The achievement caught the attention of scientists at the Naval Surface Warfare Center’s offices in Bethesda, Maryland, who asked a team that helped design the rovers’ sensors to help the Navy create better autonomous ships. But while the Mars rovers traversed rocky, hilly, unmoving terrain, autonomous Navy vessels would operate in moving water, where they would have to survive waves, other boats, marine life, and wildly varying weather conditions. That required mastering and improving the sensors’ identification abilities.

Much of the work was done by Michael Wolf, who joined NASA’s Jet Propulsion Laboratory (JPL) immediately after getting his doctorate from the California Institute of Technology. The Navy declined to make him or other JPL officials available for an interview. But he and his colleagues published early research papers in which they named their solution Savant: Surface Autonomous Visual Analysis and Tracking.

By the time the Navy first tested it, in 2009, according to one of the papers and official photos, Savant looked like the top of a lighthouse, with six cameras fanned in a circle inside a weatherproof case around a ship’s mast. Their images were fed into a computer system that enabled comparison with a data library of sea scenes, including a growing number of ships.

The JPL system was designed to get smarter as it worked, using the continuous self-teaching that lies at the heart of every major AI development of the past half decade. The first test of the naval system used only a single ship. By 2014, though, Wolf had not only integrated better image recognition, but also helped write algorithms that allowed multiple boats to work cooperatively against potential foes, according to the Navy.

Crucially, all of the ships share the data their sensors collect, creating a common view, enabling each of the ships to decide  what it should be doing. Together, they function like a smart battle group, or a squad of marines. Each ship does what it thinks is best for itself, but is also part of an orchestrated ballet aimed at swarming and defeating an array of potential targets.
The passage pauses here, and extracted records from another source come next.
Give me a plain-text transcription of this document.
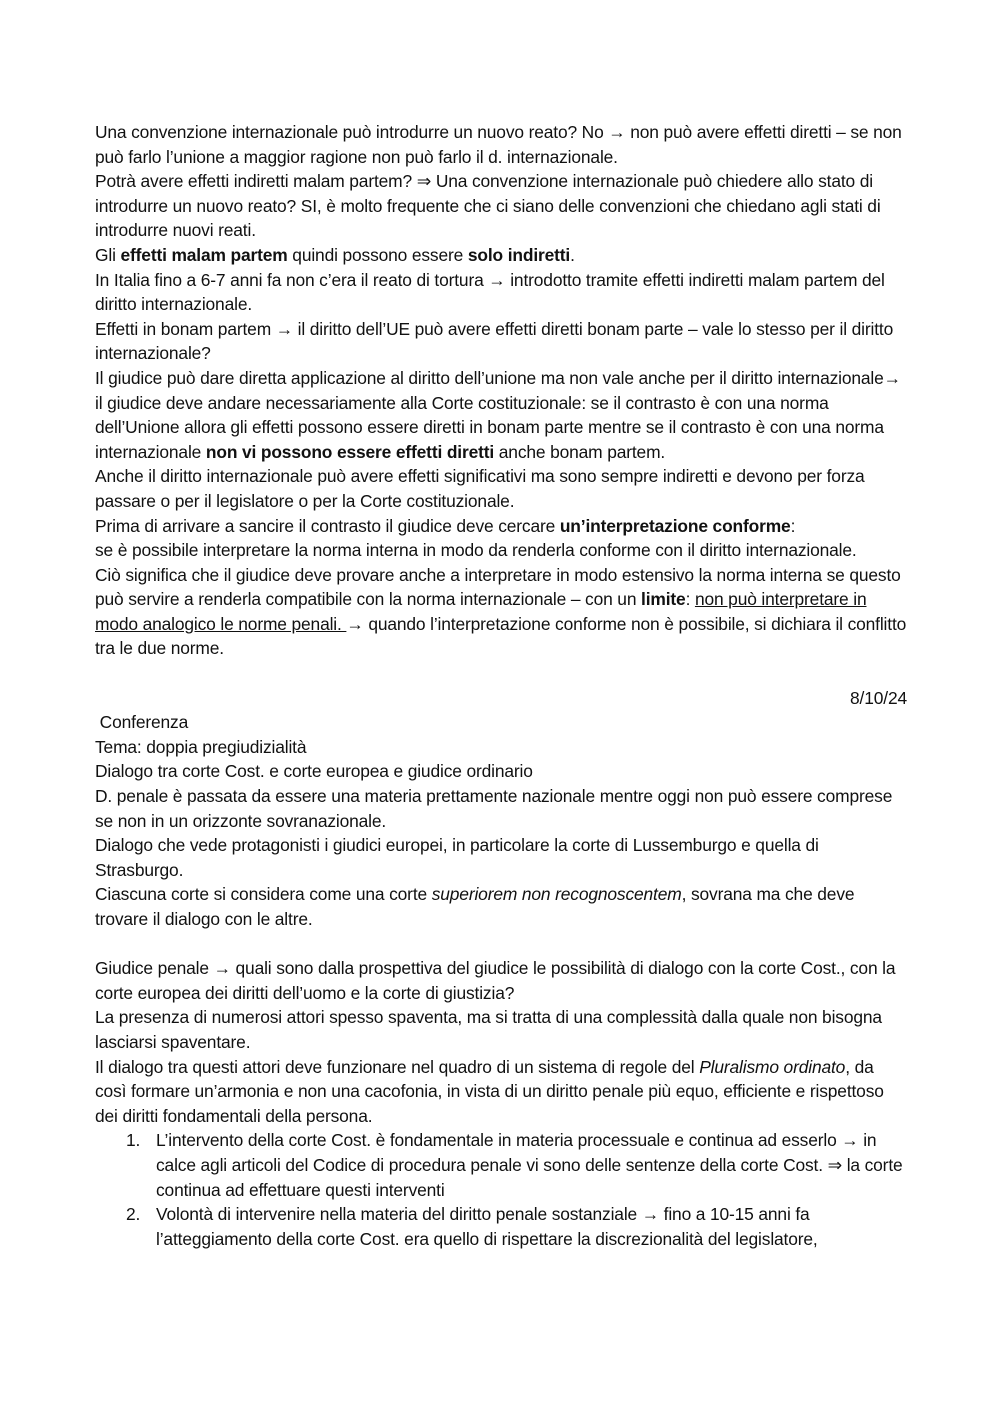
Una convenzione internazionale può introdurre un nuovo reato? No → non può avere effetti diretti – se non può farlo l’unione a maggior ragione non può farlo il d. internazionale.

Potrà avere effetti indiretti malam partem? ⇒ Una convenzione internazionale può chiedere allo stato di introdurre un nuovo reato? SI, è molto frequente che ci siano delle convenzioni che chiedano agli stati di introdurre nuovi reati.

Gli effetti malam partem quindi possono essere solo indiretti.

In Italia fino a 6-7 anni fa non c’era il reato di tortura → introdotto tramite effetti indiretti malam partem del diritto internazionale.

Effetti in bonam partem → il diritto dell’UE può avere effetti diretti bonam parte – vale lo stesso per il diritto internazionale?

Il giudice può dare diretta applicazione al diritto dell’unione ma non vale anche per il diritto internazionale→ il giudice deve andare necessariamente alla Corte costituzionale: se il contrasto è con una norma dell’Unione allora gli effetti possono essere diretti in bonam parte mentre se il contrasto è con una norma internazionale non vi possono essere effetti diretti anche bonam partem.

Anche il diritto internazionale può avere effetti significativi ma sono sempre indiretti e devono per forza passare o per il legislatore o per la Corte costituzionale.

Prima di arrivare a sancire il contrasto il giudice deve cercare un’interpretazione conforme:

se è possibile interpretare la norma interna in modo da renderla conforme con il diritto internazionale.

Ciò significa che il giudice deve provare anche a interpretare in modo estensivo la norma interna se questo può servire a renderla compatibile con la norma internazionale – con un limite: non può interpretare in modo analogico le norme penali. → quando l’interpretazione conforme non è possibile, si dichiara il conflitto tra le due norme.

8/10/24

Conferenza

Tema: doppia pregiudizialità

Dialogo tra corte Cost. e corte europea e giudice ordinario

D. penale è passata da essere una materia prettamente nazionale mentre oggi non può essere comprese se non in un orizzonte sovranazionale.

Dialogo che vede protagonisti i giudici europei, in particolare la corte di Lussemburgo e quella di Strasburgo.

Ciascuna corte si considera come una corte superiorem non recognoscentem, sovrana ma che deve trovare il dialogo con le altre.

Giudice penale → quali sono dalla prospettiva del giudice le possibilità di dialogo con la corte Cost., con la corte europea dei diritti dell’uomo e la corte di giustizia?

La presenza di numerosi attori spesso spaventa, ma si tratta di una complessità dalla quale non bisogna lasciarsi spaventare.

Il dialogo tra questi attori deve funzionare nel quadro di un sistema di regole del Pluralismo ordinato, da così formare un’armonia e non una cacofonia, in vista di un diritto penale più equo, efficiente e rispettoso dei diritti fondamentali della persona.

1. L’intervento della corte Cost. è fondamentale in materia processuale e continua ad esserlo → in calce agli articoli del Codice di procedura penale vi sono delle sentenze della corte Cost. ⇒ la corte continua ad effettuare questi interventi
2. Volontà di intervenire nella materia del diritto penale sostanziale → fino a 10-15 anni fa l’atteggiamento della corte Cost. era quello di rispettare la discrezionalità del legislatore,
Hence the Navy’s name for the program: Swarmboats. Initially, the ambition was solely defensive—to find a way to prevent an attack like the one on the USS Cole in 2000, in which two suicide bombers rammed a small boat packed with explosives into the side of the military ship while it was refueling in the Yemeni port of Aden. Seventeen sailors were killed, 39 others were injured, and the destroyer was knocked out of service for more than a year of repairs.

In a 2014 test on the James River near Newport News, Virginia, the program proved itself when five boats swarmed others they deemed hostile. That test occurred just as a group of AI enthusiasts at the Pentagon began a major push for more widespread adoption of the technology. The JPL system got the attention of a small, secretive office in the agency—the Strategic Capabilities Office (SCO). Fulfilling its mandate to speed the military’s adoption of advanced technologies, the SCO accelerated the work and pointed it toward potential offensive applications.

Partly as a result, the JPL system for autonomous control has not only been applied to the Marine Corps’ Sea Mob program, but is now being developed for flying drones by the Office of Naval Research, and for use in land vehicles by the U.S. Army Tank Automotive Research, Development and Engineering Center, according to two knowledgeable sources.  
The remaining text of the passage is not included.